All energy has mass. When folks talk about the energy released from a nuclear reaction, they are talking about energy that was beforehand able to be measured on a scale because it was confined to the nucleus of an atom; that energy was in a sense holding the nucleus together (but don’t take it all that literally). When the nucleus changes, the resulting particles appear to have less mass, but if you were somehow able to contain all the products in a closed system the system’s mass would not change; the mass would be less confined, but still there.
Einstein’s famous equation in its basic form tells you how much mass energy has. The amount of energy a single photon has can be transformed to zero*: by traveling nearly as fast as the photon directly away from it. In doing so the photon’s wavelength increases due to (relativistic) Doppler effect and thus loses energy as a photon’s energy is inversely proportional to its wavelength. If you have two photons going in exact opposite directions though, there would be a corresponding increase in energy in the other photon. I don’t know how the mathematics behind it works out, just the vague description, but in such a system there is, in some sense, a well-defined positive invariant mass even though it is composed of particles that taken separately have zero invariant mass.
It is probably drastically oversimplified, but it’s how I’ve come to understand the nature of it.
*To be precise, can be transformed to be less than any given positive number. When that happens, we can pretend it actually can go to zero even though such a situation would require moving at the speed of light.
Both Pasta and Chronos are honest to God physicists. Believe me, they know of which they speak.

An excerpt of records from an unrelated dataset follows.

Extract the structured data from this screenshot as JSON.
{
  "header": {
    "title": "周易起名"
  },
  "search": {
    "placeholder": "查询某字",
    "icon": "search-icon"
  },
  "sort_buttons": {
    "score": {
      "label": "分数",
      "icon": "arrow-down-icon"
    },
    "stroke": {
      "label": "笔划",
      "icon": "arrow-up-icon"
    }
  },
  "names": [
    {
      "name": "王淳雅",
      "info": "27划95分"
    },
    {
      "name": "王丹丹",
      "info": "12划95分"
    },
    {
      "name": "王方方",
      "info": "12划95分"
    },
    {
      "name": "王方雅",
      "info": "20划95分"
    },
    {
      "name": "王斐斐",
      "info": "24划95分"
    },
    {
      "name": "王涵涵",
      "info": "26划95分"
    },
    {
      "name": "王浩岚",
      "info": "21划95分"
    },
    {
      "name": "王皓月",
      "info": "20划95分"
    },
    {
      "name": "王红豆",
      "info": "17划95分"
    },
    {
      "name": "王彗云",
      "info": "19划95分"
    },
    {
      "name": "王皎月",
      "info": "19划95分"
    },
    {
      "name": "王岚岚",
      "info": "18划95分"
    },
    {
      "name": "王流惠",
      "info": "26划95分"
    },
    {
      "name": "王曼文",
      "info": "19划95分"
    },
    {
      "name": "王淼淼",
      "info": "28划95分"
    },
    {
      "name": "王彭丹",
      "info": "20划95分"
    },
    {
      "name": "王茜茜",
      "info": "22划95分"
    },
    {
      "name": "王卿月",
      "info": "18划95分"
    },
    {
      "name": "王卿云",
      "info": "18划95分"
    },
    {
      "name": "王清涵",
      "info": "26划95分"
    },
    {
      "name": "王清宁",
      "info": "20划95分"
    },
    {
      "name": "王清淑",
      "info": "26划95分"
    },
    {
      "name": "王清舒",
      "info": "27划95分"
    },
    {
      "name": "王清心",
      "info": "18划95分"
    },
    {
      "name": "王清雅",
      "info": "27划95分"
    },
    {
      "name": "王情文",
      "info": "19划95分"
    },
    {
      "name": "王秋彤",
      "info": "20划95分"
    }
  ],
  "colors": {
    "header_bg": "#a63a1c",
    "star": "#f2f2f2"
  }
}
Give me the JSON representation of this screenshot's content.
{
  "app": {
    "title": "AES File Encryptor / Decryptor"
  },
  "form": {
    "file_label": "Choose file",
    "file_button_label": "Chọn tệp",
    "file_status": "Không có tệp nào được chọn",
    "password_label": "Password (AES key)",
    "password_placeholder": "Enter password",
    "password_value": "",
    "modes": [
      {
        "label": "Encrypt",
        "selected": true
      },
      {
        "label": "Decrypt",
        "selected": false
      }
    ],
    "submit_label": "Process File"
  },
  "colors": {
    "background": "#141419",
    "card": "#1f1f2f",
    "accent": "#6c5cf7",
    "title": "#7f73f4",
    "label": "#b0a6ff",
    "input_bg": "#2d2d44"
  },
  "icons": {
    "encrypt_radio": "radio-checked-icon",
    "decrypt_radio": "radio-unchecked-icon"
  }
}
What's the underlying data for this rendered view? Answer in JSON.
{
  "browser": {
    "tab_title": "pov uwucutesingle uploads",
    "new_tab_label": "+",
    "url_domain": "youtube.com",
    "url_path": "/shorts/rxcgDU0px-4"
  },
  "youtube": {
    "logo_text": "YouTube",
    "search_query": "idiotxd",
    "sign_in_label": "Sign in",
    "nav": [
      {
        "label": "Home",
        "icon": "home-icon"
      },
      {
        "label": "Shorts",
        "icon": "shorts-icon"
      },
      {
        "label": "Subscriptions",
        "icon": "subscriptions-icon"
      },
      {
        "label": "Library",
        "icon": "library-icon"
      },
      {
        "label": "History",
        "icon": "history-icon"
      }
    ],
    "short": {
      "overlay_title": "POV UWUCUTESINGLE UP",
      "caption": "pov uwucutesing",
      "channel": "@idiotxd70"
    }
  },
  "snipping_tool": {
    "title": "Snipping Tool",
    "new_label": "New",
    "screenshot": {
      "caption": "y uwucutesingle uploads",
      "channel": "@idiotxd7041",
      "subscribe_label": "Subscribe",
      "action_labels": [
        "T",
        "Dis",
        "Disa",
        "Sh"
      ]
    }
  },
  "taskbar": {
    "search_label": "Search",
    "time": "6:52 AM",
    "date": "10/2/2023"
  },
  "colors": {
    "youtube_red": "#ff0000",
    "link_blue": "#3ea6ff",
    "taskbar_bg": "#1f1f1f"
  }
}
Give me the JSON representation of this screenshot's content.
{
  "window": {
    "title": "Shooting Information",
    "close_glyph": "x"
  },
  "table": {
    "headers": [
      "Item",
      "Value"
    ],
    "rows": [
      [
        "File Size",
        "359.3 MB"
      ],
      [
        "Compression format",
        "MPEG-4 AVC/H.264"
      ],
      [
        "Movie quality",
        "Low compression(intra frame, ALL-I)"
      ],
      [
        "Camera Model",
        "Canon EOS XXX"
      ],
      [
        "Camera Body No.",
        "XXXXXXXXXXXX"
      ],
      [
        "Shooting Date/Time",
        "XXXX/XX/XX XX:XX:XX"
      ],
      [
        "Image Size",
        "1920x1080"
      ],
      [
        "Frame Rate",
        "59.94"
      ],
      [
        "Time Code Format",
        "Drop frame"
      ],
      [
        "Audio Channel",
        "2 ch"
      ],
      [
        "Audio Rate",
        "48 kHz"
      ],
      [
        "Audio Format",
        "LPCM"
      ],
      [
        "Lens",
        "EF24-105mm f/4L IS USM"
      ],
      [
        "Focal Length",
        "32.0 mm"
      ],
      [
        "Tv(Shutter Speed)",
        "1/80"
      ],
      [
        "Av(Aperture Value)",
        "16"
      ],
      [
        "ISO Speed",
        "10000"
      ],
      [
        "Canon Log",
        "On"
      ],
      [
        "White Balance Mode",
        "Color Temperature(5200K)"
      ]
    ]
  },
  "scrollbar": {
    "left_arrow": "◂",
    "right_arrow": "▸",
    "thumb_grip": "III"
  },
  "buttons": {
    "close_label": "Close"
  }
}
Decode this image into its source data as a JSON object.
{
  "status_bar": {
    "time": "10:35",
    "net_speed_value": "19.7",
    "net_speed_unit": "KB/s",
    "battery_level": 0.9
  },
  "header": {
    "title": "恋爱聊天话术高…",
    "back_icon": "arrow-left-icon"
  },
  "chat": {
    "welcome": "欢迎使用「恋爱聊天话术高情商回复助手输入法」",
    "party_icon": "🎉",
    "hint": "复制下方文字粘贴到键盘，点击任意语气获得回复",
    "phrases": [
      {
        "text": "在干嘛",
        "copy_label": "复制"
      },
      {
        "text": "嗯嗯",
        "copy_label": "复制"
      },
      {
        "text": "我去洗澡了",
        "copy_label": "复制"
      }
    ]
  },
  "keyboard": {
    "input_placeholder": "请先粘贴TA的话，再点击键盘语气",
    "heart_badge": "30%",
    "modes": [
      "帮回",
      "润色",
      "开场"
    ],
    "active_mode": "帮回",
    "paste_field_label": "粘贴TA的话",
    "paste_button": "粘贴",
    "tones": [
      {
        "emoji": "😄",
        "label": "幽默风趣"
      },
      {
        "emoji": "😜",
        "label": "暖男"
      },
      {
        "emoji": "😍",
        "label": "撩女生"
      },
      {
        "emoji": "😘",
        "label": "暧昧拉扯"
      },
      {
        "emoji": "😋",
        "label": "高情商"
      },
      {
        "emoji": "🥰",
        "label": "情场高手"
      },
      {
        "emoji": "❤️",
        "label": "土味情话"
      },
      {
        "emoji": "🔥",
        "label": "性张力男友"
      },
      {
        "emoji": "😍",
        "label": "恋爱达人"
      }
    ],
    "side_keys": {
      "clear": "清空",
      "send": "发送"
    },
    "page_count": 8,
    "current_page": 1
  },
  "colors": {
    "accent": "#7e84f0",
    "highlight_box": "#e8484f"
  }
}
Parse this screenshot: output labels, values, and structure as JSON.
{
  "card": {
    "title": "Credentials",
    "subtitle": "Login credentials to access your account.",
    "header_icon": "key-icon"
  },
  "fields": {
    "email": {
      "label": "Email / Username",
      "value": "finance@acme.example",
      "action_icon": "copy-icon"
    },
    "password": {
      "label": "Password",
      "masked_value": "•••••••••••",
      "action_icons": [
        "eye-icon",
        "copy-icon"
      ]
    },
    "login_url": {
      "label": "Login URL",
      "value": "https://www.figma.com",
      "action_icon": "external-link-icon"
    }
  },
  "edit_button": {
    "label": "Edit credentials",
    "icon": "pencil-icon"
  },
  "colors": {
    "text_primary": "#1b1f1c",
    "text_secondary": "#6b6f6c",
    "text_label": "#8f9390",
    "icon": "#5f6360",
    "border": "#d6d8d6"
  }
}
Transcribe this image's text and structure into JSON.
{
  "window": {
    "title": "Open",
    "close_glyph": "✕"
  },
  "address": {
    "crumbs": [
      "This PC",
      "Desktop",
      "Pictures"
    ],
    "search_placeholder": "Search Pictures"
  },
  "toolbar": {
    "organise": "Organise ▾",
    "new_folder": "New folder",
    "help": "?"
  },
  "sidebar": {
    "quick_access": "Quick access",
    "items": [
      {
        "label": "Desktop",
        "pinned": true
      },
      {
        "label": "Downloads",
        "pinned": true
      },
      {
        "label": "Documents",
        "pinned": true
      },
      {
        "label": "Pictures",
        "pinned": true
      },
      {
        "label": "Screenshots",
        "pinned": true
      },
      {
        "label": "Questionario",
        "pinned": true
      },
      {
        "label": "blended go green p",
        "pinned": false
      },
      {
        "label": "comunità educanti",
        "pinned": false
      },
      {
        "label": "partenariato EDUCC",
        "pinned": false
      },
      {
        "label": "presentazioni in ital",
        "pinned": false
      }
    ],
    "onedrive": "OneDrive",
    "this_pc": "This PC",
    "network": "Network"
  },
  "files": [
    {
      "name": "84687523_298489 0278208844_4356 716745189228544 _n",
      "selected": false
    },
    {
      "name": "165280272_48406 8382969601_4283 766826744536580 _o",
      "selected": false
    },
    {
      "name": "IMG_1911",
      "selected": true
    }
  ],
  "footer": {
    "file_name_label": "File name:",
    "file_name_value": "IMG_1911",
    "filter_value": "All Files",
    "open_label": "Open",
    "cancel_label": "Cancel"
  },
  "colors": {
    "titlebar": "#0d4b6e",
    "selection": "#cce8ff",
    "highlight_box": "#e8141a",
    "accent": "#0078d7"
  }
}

Although Pasta has some trouble defining mass. (Just kidding)
Some of the new battery chemistries like the lithium-air battery should actually get lighter when you charge them, since the chemical reaction that generates electricity involves combining lithium with atmospheric oxygen, which would mean the battery would get heavier as it discharged.
Wouldn’t this then also apply to standard chemical reactions, exothermic reducing mass and endothermic increasing?
Or for that matter, any material changing temperature?
I think the problem for us who aren’t as deep into physics, we understand the conversion of mass to energy in a nuclear reaction due to the change in atomic weight. But this idea that additional energy adds mass without a change to the atomic structure is foreign. It means the energy has mass without being converted to a thing (like a particle). That’s something I wasn’t taught in basic physics class. Or it was and I forgot.
The energy isn’t converted into new particles (or at least, not real particles) in a nuclear reaction, either. The number of protons and neutrons is the same before and after.